Anil Kumar is the only officer among the PRC's inmates -- and the one who sustained the most severe injuries. On June 28, 1988 -- he was just 24 then -- he broke his spine (cervical segments 4, 5 and 6) in a motor accident while returning home after a stint of night flying. Had his injury been a little higher he would have been dead. Even his breathing has been affected.
Today, he writes software programmes and articles on his computer -- and, occasionally, takes the cudgel in his fellow inmates's defence. When an article in the Indian Express recently accused some of the current inmates of blocking admission to more needy others, Anil Kumar had written back.
'The greatest attribute of the PRC is its ability to provide mental and psychological
support to its inmates,' he wrote in the Express, 'The unstinting institutional help is the umbilical cord that sustain them, the lifeline that has helped them manfully face the challenges of life in a wheelchair.'
Even after the initial treatment, the invalids require lifelong medical care to prevent urinary tract infections, bedsores and pneumonia -- all of which, for paraplegics, is life-threatening.

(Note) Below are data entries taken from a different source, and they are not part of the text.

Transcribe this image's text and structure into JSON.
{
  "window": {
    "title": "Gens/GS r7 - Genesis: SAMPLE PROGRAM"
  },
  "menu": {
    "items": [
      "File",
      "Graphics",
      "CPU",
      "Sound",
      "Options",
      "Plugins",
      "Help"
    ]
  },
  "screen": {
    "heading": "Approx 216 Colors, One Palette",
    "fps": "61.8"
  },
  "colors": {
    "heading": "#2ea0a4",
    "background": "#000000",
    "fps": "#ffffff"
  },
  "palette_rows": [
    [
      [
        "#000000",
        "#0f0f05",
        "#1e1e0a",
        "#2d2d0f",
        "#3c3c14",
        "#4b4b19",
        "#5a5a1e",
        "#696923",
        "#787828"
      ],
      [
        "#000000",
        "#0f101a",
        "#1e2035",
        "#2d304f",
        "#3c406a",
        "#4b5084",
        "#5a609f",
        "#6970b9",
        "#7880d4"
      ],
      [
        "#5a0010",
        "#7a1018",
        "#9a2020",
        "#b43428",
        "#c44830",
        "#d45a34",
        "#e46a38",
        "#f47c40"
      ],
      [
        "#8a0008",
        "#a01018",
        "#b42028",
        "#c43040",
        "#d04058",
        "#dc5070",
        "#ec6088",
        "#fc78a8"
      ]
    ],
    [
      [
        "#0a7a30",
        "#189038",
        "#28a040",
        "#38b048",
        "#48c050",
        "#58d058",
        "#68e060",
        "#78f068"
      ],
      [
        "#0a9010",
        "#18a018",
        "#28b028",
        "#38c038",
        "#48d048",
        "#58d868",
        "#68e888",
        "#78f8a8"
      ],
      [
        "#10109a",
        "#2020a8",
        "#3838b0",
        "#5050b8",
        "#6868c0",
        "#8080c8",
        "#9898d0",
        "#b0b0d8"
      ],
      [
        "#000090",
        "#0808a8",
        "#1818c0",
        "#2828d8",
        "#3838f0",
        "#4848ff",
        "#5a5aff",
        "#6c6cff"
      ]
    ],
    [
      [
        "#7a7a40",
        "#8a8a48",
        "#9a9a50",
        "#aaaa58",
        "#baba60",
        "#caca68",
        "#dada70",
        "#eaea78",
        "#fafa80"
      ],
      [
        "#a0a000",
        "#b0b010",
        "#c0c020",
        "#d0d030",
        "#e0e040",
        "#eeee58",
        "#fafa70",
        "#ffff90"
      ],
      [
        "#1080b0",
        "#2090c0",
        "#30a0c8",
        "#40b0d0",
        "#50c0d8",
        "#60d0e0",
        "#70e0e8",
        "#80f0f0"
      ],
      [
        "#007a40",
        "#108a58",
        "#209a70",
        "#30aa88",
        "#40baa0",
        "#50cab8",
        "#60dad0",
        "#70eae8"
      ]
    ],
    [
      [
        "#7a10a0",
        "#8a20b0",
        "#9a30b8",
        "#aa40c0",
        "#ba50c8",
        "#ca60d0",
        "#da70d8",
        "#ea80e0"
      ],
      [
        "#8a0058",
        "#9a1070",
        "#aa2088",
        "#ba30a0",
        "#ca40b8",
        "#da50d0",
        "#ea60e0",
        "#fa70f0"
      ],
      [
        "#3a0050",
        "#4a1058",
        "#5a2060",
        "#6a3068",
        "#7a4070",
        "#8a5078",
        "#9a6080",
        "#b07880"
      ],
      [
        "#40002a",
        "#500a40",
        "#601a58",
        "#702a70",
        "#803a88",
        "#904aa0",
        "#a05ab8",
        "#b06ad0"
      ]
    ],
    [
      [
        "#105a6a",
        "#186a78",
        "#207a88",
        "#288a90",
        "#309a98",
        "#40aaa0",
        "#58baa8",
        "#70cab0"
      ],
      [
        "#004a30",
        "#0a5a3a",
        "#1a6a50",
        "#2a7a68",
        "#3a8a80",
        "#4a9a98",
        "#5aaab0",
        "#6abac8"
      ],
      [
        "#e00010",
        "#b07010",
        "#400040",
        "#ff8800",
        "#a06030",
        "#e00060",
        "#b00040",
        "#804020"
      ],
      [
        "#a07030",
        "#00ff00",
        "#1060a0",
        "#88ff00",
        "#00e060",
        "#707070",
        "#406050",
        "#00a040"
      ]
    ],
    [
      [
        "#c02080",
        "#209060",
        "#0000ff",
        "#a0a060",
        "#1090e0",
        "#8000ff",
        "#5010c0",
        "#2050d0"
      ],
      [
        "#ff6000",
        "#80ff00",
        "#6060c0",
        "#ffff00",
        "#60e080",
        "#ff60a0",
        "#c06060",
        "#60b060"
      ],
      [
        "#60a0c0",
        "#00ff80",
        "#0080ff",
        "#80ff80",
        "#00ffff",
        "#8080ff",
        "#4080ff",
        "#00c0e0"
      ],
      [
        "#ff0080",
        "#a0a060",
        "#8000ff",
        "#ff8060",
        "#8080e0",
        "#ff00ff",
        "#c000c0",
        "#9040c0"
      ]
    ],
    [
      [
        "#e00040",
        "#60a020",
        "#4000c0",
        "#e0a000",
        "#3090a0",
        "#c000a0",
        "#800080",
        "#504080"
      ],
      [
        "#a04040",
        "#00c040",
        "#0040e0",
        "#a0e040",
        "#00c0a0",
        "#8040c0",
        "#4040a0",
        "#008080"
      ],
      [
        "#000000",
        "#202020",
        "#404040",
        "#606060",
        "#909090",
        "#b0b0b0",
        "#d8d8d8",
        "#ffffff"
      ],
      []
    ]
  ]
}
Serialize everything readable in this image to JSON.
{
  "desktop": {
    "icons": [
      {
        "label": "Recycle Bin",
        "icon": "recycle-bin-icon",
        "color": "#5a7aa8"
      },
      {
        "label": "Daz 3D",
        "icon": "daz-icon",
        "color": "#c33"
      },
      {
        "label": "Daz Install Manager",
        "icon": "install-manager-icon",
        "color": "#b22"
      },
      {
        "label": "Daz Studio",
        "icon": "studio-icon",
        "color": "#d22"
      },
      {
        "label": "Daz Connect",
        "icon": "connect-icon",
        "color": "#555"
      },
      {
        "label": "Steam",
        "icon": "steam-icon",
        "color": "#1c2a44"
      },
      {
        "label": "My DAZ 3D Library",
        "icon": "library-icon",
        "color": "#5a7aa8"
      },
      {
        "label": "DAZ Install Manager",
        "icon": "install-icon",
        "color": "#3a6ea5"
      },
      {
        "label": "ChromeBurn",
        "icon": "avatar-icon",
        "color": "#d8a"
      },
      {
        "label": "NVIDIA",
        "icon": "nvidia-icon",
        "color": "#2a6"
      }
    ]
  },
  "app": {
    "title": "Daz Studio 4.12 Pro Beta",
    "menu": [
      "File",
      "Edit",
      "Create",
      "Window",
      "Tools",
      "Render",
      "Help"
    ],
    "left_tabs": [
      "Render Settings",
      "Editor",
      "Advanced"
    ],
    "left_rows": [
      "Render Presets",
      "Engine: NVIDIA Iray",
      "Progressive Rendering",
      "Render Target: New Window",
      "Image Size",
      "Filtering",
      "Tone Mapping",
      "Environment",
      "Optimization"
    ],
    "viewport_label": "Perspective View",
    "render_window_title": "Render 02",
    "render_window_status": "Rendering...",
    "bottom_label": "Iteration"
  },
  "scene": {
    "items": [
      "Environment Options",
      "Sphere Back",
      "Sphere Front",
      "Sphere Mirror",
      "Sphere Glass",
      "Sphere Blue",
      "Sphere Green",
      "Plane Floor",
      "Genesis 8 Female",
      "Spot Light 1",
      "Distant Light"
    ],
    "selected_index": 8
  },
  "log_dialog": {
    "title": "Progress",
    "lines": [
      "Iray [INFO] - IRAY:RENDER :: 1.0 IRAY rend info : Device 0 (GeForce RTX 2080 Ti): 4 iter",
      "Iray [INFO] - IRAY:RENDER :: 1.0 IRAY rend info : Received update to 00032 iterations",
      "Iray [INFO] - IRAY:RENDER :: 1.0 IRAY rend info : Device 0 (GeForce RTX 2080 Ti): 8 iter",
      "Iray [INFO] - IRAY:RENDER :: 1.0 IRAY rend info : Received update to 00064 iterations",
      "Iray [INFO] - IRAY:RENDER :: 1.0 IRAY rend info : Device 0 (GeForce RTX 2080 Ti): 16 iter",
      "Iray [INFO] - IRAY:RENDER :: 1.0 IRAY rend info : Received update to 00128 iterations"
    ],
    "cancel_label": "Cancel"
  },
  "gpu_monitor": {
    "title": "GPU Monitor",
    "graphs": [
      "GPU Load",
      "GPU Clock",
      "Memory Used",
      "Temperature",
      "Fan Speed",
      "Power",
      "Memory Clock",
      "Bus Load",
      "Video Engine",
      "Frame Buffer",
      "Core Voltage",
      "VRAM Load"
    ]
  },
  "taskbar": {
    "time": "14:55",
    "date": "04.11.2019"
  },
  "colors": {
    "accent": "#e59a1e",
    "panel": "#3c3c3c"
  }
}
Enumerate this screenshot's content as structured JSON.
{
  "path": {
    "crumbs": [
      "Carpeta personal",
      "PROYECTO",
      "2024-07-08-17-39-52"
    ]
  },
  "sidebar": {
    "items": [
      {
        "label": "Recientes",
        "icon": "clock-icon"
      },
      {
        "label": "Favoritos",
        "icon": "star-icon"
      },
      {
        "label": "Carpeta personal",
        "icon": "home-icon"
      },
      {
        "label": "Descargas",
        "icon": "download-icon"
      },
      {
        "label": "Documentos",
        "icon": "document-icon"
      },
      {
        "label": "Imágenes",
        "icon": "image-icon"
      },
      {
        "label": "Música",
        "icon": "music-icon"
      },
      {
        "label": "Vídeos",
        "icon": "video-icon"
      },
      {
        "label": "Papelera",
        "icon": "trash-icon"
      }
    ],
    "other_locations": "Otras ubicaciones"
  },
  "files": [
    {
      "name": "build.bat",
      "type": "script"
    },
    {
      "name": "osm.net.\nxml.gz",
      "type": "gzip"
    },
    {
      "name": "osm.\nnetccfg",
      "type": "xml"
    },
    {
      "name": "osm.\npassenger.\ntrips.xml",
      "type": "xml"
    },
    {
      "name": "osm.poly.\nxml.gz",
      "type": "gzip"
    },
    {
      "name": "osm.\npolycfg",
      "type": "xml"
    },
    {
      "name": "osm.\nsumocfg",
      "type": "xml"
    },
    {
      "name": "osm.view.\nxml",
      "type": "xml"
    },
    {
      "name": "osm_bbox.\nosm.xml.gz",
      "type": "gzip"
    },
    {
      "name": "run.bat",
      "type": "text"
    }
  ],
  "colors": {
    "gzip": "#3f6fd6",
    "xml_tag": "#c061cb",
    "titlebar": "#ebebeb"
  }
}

Urinary infections, in most cases, would lead to kidney failure, bedsores to septicemia and even a common cold, if not cared for properly, to pneumonia and death.
'The disability pension one gets is insufficient to employ even one attendant with reasonable degree of earnestness and then make a living out of the balance,' he pointed out.
Like Anil, many other inmates's families are dependant on the money they send
home. Moving out would mean an end to this.
"But do the parents have any moral right to depend on their invalid children?"
Anil thought for a moment. "No self-respecting parent would ask for money, but a self-respecting son would definitely give without being asked," he said. "Let us face facts. Most of us joined the army not because of any patriotic motives, but because we needed to make a living. And our families do need the money we make."
Further, none of the inmates are confident they can make a living outside. Most of them are uneducated and are not trained in any vocation -- the work in the sheltered workshop on the campus where they assemble electronic connectors, they feel, wouldn't fetch them a job elsewhere.
"If the authorities want rehabilitation, they should start the process at the military hospital itself. Normally, a paraplegic
is there for two years -- till he reaches the finality of treatment -- and that is ample time to teach him a vocation," Anil says. "Also once you are used to the atmosphere here, it is difficult to go back and adjust to the world."
The authorities, meanwhile, are identifying the inmates who, in their opinion, would be able to survive outside.